I think the simplest way to explain what is going on is by way of a classical analogy.

Picture an elastically bound ball that whizzes back-and-forth along the $x$ axis. Next, whack the moving ball hard with a $y$-aligned impulse. The result is an elliptical or figure-8 path, one for which the maximum radius of motion along the $x$ axis will, in a perfect world, remain unchanged.

The single-axis ball is the classical analog to an $s$ orbital, and the elliptical or figure-8 ball corresponds to a $p$ orbital. Notice that for a given maximum radius, the $p$ orbital will include two orthogonal oscillation components, $x$ and $y$, and so will always have more energy than an $s$ (or $x$-only) oscillation with the same maximum radius. That also means that you can construct an $s$ orbital that extends beyond the maximum range of the $p$, yet will still have less energy than the $p$.

Or even more succinctly, think of a rocket with a fixed energy budget. The $s$ orbital is using all of its energy to achieve the maximum possible "launch altitude" from the nucleus. It can get away with that because in quantum land a light object can head straight back towards the nucleus without ever hitting it. In contrast, the $p$ orbital diverts some of its available energy into achieving a more conventional concept of an orbit, which makes its maximum radius lower than that of the do-or-die $s$ electron. I suspect that the textbook was trying to convey this "short cut" aspect of the $s$ orbital, rather than a special attraction per se near the nucleus.
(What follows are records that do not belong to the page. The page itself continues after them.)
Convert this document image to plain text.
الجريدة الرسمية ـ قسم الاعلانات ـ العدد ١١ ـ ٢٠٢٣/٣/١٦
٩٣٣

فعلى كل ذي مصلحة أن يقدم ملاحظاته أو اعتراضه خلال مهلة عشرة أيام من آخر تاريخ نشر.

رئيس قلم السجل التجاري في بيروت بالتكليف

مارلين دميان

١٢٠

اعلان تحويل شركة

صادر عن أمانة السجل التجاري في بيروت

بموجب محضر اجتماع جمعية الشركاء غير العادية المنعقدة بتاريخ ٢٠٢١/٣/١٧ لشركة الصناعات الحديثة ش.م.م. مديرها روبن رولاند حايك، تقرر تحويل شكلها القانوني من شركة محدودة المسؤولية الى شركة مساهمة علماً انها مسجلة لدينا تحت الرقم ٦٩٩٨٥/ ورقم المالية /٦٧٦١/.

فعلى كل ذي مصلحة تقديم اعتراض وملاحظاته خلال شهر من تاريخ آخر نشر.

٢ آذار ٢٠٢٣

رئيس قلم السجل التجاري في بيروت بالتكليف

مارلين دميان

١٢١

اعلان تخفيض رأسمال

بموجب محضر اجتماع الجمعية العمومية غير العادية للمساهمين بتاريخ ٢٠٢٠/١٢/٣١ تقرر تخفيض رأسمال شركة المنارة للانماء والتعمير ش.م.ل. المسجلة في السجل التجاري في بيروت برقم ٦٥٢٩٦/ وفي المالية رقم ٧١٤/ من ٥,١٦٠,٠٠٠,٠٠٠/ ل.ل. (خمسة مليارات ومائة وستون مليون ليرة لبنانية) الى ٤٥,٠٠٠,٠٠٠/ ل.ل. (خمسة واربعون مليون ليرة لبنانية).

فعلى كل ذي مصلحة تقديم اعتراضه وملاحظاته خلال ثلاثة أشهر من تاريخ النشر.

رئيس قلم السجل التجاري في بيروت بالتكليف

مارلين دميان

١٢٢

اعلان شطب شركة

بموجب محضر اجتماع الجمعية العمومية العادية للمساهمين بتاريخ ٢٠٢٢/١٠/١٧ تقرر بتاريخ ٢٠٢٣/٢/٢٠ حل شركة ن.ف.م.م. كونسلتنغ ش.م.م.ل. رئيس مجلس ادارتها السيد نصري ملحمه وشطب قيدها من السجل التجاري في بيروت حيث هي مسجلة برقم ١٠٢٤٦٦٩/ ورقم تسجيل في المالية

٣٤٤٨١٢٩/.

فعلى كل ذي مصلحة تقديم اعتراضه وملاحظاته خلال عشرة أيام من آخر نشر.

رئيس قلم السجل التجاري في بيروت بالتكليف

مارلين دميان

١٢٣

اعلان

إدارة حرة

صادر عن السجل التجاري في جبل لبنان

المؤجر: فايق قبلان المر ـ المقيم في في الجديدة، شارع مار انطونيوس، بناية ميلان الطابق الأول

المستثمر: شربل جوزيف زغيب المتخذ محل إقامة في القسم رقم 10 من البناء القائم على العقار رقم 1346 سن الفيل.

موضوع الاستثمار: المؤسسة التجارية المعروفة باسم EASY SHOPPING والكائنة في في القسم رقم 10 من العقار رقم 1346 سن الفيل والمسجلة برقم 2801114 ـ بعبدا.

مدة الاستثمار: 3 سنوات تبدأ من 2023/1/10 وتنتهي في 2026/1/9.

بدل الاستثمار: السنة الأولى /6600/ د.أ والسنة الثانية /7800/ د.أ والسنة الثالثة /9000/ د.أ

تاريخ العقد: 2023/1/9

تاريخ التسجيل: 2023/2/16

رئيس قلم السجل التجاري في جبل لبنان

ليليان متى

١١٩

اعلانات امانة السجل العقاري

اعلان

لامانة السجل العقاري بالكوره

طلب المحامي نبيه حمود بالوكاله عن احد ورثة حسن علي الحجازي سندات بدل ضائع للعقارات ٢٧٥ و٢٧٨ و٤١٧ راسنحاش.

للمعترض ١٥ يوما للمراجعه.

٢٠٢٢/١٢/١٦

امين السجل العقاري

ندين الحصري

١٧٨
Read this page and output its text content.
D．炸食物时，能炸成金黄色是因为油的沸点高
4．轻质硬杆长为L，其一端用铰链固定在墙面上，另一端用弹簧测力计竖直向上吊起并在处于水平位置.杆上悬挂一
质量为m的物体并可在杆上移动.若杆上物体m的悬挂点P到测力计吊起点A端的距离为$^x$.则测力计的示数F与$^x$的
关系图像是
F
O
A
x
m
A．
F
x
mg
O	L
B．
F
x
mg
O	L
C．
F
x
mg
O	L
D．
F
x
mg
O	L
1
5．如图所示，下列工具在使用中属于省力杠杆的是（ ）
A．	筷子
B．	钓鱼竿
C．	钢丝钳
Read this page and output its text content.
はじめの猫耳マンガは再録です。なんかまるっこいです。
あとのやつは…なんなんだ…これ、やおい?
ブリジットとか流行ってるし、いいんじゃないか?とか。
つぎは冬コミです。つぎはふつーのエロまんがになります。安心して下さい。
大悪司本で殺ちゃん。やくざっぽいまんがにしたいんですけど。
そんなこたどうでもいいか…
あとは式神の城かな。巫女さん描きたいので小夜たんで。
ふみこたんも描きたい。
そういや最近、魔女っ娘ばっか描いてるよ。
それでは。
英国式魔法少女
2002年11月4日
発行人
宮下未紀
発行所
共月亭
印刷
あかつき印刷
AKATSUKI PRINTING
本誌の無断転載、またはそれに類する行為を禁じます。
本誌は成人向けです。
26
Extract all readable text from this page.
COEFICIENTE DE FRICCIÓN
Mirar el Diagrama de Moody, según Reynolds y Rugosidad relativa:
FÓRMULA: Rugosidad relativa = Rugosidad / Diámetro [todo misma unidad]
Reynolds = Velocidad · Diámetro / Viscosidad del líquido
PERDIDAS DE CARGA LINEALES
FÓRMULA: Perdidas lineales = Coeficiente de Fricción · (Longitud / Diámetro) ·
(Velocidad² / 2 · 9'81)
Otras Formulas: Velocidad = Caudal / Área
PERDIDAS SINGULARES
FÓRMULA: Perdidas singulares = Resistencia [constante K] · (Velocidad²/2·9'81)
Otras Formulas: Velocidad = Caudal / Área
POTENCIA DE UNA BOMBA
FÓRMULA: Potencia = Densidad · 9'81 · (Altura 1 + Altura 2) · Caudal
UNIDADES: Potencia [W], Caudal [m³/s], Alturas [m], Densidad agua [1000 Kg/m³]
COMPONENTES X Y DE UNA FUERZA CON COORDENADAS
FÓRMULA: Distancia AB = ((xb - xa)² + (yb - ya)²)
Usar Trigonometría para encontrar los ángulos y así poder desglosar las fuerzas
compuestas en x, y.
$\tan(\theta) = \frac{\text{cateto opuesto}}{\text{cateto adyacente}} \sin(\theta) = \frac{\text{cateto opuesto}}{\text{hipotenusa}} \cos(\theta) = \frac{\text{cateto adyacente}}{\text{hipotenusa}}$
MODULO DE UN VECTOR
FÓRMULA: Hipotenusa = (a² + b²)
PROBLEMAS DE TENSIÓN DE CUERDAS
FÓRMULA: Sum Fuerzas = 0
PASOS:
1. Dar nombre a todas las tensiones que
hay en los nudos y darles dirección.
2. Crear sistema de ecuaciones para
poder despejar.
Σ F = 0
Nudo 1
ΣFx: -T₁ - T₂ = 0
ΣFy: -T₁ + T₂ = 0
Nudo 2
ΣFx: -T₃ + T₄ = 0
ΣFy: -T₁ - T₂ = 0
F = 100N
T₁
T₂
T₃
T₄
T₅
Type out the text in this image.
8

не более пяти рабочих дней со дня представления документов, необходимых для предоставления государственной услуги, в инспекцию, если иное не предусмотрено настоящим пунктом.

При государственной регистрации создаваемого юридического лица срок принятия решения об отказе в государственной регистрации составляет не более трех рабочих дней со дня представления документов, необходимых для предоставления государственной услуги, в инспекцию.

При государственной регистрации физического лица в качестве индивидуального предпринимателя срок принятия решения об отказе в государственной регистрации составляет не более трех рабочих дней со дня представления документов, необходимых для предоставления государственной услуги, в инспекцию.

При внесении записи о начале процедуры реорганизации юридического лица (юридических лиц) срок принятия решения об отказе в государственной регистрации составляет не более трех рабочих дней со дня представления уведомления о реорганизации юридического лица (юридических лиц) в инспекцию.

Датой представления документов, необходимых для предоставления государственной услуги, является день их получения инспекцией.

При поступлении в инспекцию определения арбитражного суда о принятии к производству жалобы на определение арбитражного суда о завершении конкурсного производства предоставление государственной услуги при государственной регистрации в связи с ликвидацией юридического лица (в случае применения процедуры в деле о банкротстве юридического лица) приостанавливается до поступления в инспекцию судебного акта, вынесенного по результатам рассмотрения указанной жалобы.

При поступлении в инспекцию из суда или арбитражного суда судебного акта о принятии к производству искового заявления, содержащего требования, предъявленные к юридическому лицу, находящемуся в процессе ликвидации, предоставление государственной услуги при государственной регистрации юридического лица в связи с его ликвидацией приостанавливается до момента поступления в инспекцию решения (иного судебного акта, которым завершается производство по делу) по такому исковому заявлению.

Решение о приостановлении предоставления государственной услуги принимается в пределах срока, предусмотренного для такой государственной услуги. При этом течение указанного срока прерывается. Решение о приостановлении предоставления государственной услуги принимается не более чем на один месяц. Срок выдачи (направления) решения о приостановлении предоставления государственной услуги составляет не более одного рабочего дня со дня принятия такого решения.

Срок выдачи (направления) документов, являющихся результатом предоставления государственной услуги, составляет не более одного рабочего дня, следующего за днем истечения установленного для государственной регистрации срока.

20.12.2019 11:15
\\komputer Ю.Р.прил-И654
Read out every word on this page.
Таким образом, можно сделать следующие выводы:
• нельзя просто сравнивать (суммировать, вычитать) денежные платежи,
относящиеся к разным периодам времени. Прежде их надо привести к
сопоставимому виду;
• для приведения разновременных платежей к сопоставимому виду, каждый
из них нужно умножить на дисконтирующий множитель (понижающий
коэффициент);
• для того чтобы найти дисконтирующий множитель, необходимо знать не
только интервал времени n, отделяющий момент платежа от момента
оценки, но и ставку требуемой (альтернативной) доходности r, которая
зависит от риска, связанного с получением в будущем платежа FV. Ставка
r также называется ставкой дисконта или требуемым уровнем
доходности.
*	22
P.S. - "Conventional orbit" is a loaded phrase in this context. The peculiarities of the quantum world require orbital solutions that look like figure eights and other loopy forms, rather than conventional elliptical orbits. These loopy forms are all spherically distorted standing-wave solutions, which can in turn be thought of as akin to distorted multiple loops on a skip rope. These skip ropes rotate in the complex plane, though, not in ordinary space.

Answer 5

Because of the penetration, that is, because the $\mathrm{2s}$ electron can spend time near the nucleus, it is less effectively shielded by the core electrons than a $\mathrm{2p}$ electron. Because it is less effectively shielded, a $\mathrm{2s}$ electron experiences a higher effective nuclear charge and is held closer to the nucleus than a $\mathrm{2p}$ electron which gives the $\mathrm{2s}$ orbital a lower energy.

Answer 6

This is not a thorough answer. It holds when comparing orbital energies of the same shell number $n$ (in your case 2) in atoms containing a low number of electrons. This question contains more information on this.

The letter of the orbital ($\mathrm{s}$, $\mathrm{p}$, $\mathrm{d}$, etc.) is a nameplace for the azimuthal quantum number (orbital angular momentum, $\ell$). The $\mathrm{s}$ orbital has $\ell=0$, $\mathrm{p}$ has $\ell=1$. The angular momentum being higher, the energy also is.

Answer 7

Could not a simple way of rationalising this result be to use the formula for a classical Coulombic attraction between point charges?

Given the radial distribution as shown, and the scaling of electrostatic force with r² rather than r, any time spent closer to the nucleus is vastly more important than time spent further away in terms of energy minimisation. This means that as radius increases (going left to right on the graph) what the lines do gets increasingly irrelevant unless they have exhibited very similar behaviour previously.